18 Outubro 2016
O telefone do padre Javier Pato Ávila toca com insistência. “O meu guarda-costas está me ligando. Está preocupado porque não sabe onde estou”, explica com naturalidade. O padre de 74 anos da Paróquia de Creel, Chihuahua, em pleno Triângulo Dourado das drogas do México, vive com câmeras de segurança em sua casa e seu gabinete, além de ter um homem armado atrás dele, para evitar que o matem.
A reportagem é de Javier Brandoli e publicada por El Mundo, 17-10-2016. A tradução é de André Langer.
Tudo começou em 16 de agosto de 2008, quando 12 jovens e um bebê morreram, todos com um tiro na cabeça após um ataque de narcotraficantes em Creel. Pato Ávila não pôde suportar mais e começou a denunciar tanta barbárie: “Se a gente ficasse calado, as pedras gritariam”, explica o religioso.
O padre Marcelo é ameaçado de morte e até já lhe prepararam uma emboscada para matá-lo. “Todos os homens me rodearam, entre as jardineiras, mas me avisaram de que estavam atrás de mim e consegui escapar, porque não me reconheceram”, recorda.
O sacerdote, que vive em Simojovel, plena zona miserável da serra de Chiapas, enfrentou o poder político e a corrupção mobilizando marchas de milhares de pessoas de sua localidade. “Agora há uma tensa calma, e quando há silêncio é mais perigoso”, adverte um homem que sabe o que enfrenta: “Vejo os carros e as pessoas que me seguem; claro que tenho medo, a ameaça é muito clara”.
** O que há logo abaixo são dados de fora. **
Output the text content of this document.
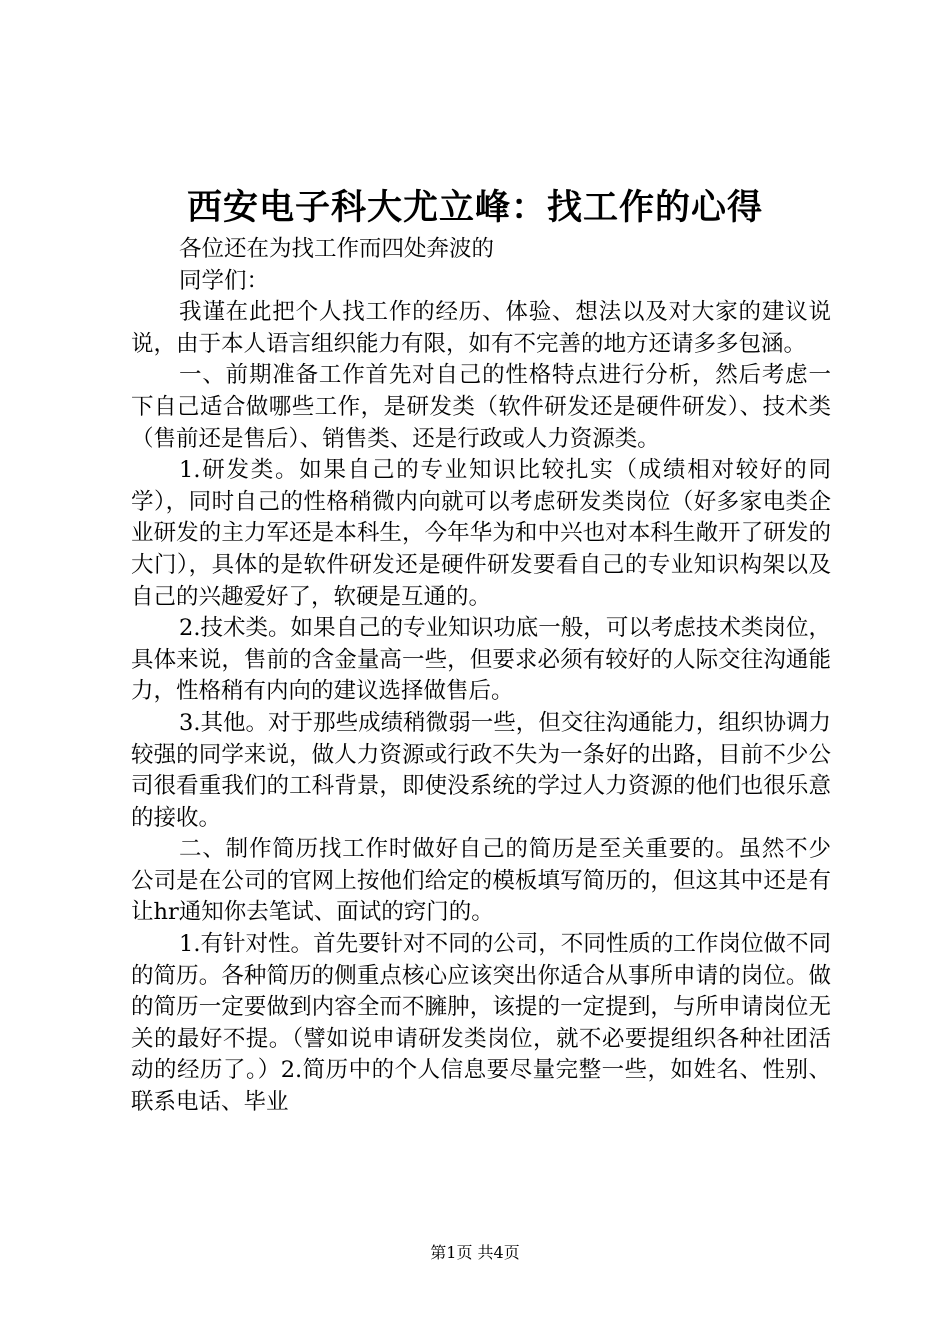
西安电子科大尤立峰：找工作的心得

各位还在为找工作而四处奔波的

同学们：

我谨在此把个人找工作的经历、体验、想法以及对大家的建议说说，由于本人语言组织能力有限，如有不完善的地方还请多多包涵。

一、前期准备工作首先对自己的性格特点进行分析，然后考虑一下自己适合做哪些工作，是研发类（软件研发还是硬件研发）、技术类（售前还是售后）、销售类、还是行政或人力资源类。

1.研发类。如果自己的专业知识比较扎实（成绩相对较好的同学），同时自己的性格稍微内向就可以考虑研发类岗位（好多家电类企业研发的主力军还是本科生，今年华为和中兴也对本科生敞开了研发的大门），具体的是软件研发还是硬件研发要看自己的专业知识构架以及自己的兴趣爱好了，软硬是互通的。

2.技术类。如果自己的专业知识功底一般，可以考虑技术类岗位，具体来说，售前的含金量高一些，但要求必须有较好的人际交往沟通能力，性格稍有内向的建议选择做售后。

3.其他。对于那些成绩稍微弱一些，但交往沟通能力，组织协调力较强的同学来说，做人力资源或行政不失为一条好的出路，目前不少公司很看重我们的工科背景，即使没系统的学过人力资源的他们也很乐意的接收。

二、制作简历找工作时做好自己的简历是至关重要的。虽然不少公司是在公司的官网上按他们给定的模板填写简历的，但这其中还是有让hr通知你去笔试、面试的窍门的。

1.有针对性。首先要针对不同的公司，不同性质的工作岗位做不同的简历。各种简历的侧重点核心应该突出你适合从事所申请的岗位。做的简历一定要做到内容全而不臃肿，该提的一定提到，与所申请岗位无关的最好不提。（譬如说申请研发类岗位，就不必要提组织各种社团活动的经历了。）2.简历中的个人信息要尽量完整一些，如姓名、性别、联系电话、毕业

第1页 共4页
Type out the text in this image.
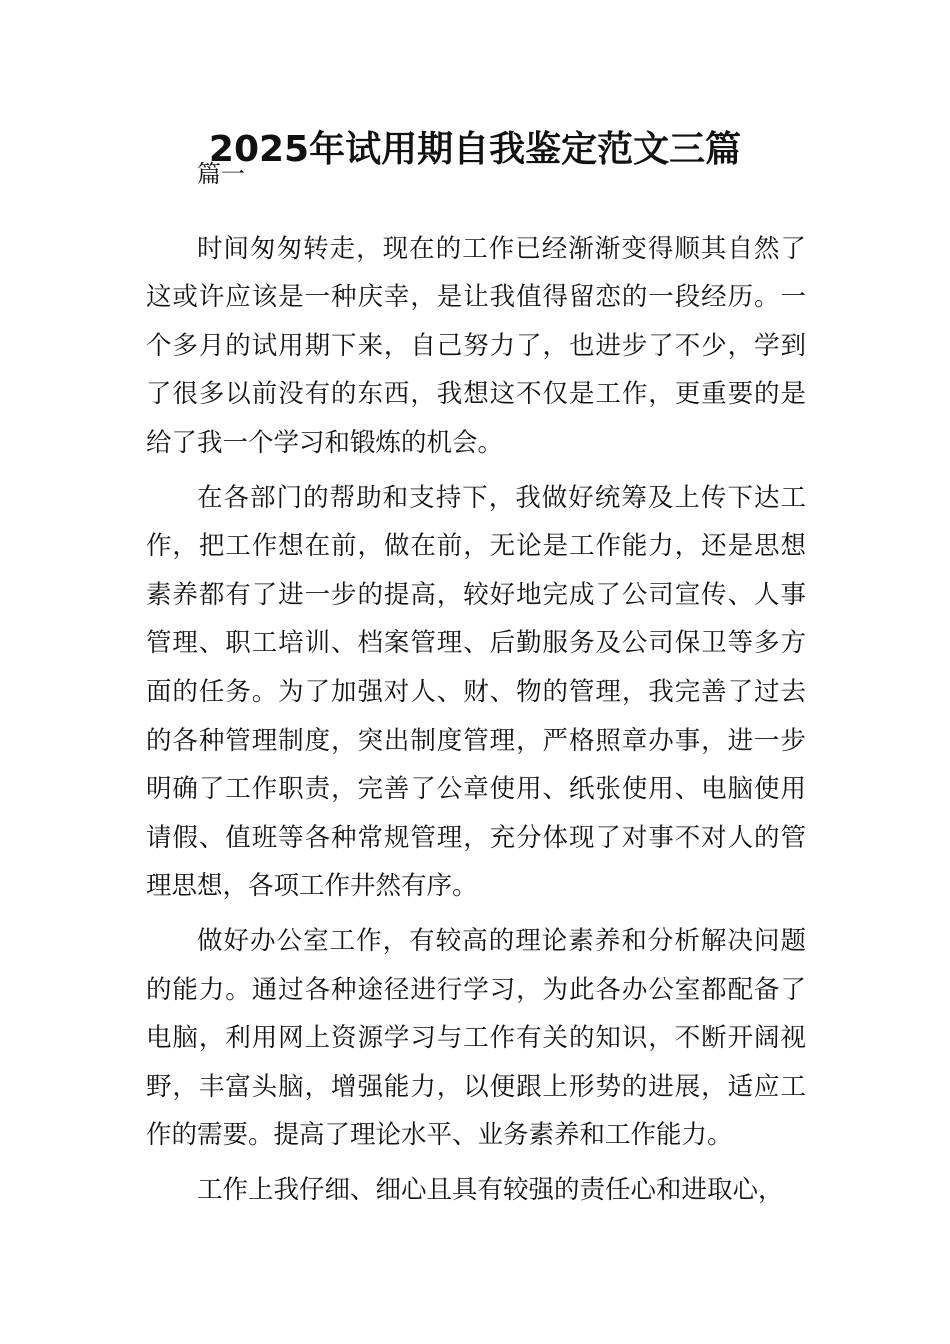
2025年试用期自我鉴定范文三篇

篇一

时间匆匆转走，现在的工作已经渐渐变得顺其自然了这或许应该是一种庆幸，是让我值得留恋的一段经历。一个多月的试用期下来，自己努力了，也进步了不少，学到了很多以前没有的东西，我想这不仅是工作，更重要的是给了我一个学习和锻炼的机会。

在各部门的帮助和支持下，我做好统筹及上传下达工作，把工作想在前，做在前，无论是工作能力，还是思想素养都有了进一步的提高，较好地完成了公司宣传、人事管理、职工培训、档案管理、后勤服务及公司保卫等多方面的任务。为了加强对人、财、物的管理，我完善了过去的各种管理制度，突出制度管理，严格照章办事，进一步明确了工作职责，完善了公章使用、纸张使用、电脑使用请假、值班等各种常规管理，充分体现了对事不对人的管理思想，各项工作井然有序。

做好办公室工作，有较高的理论素养和分析解决问题的能力。通过各种途径进行学习，为此各办公室都配备了电脑，利用网上资源学习与工作有关的知识，不断开阔视野，丰富头脑，增强能力，以便跟上形势的进展，适应工作的需要。提高了理论水平、业务素养和工作能力。

工作上我仔细、细心且具有较强的责任心和进取心，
Ambos os padres, que lutam há anos em um púlpito que eles levaram às ruas, reconhecem temer por suas vidas em dias em que três sacerdotes e quatro catequistas acabam de ser torturados e executados no México. A Igreja, sua base ao menos, converteu-se também em trincheira de uma guerra da qual ninguém escapa.
“A Igreja católica está em todas as partes, inclusive onde o crime e a droga dominam. Eles têm armas e nós temos o Evangelho”, explica ao El Mundo dom Alfonso Miranda, novo secretário-geral da Conferência Episcopal do México e homem próximo ao atual Papa.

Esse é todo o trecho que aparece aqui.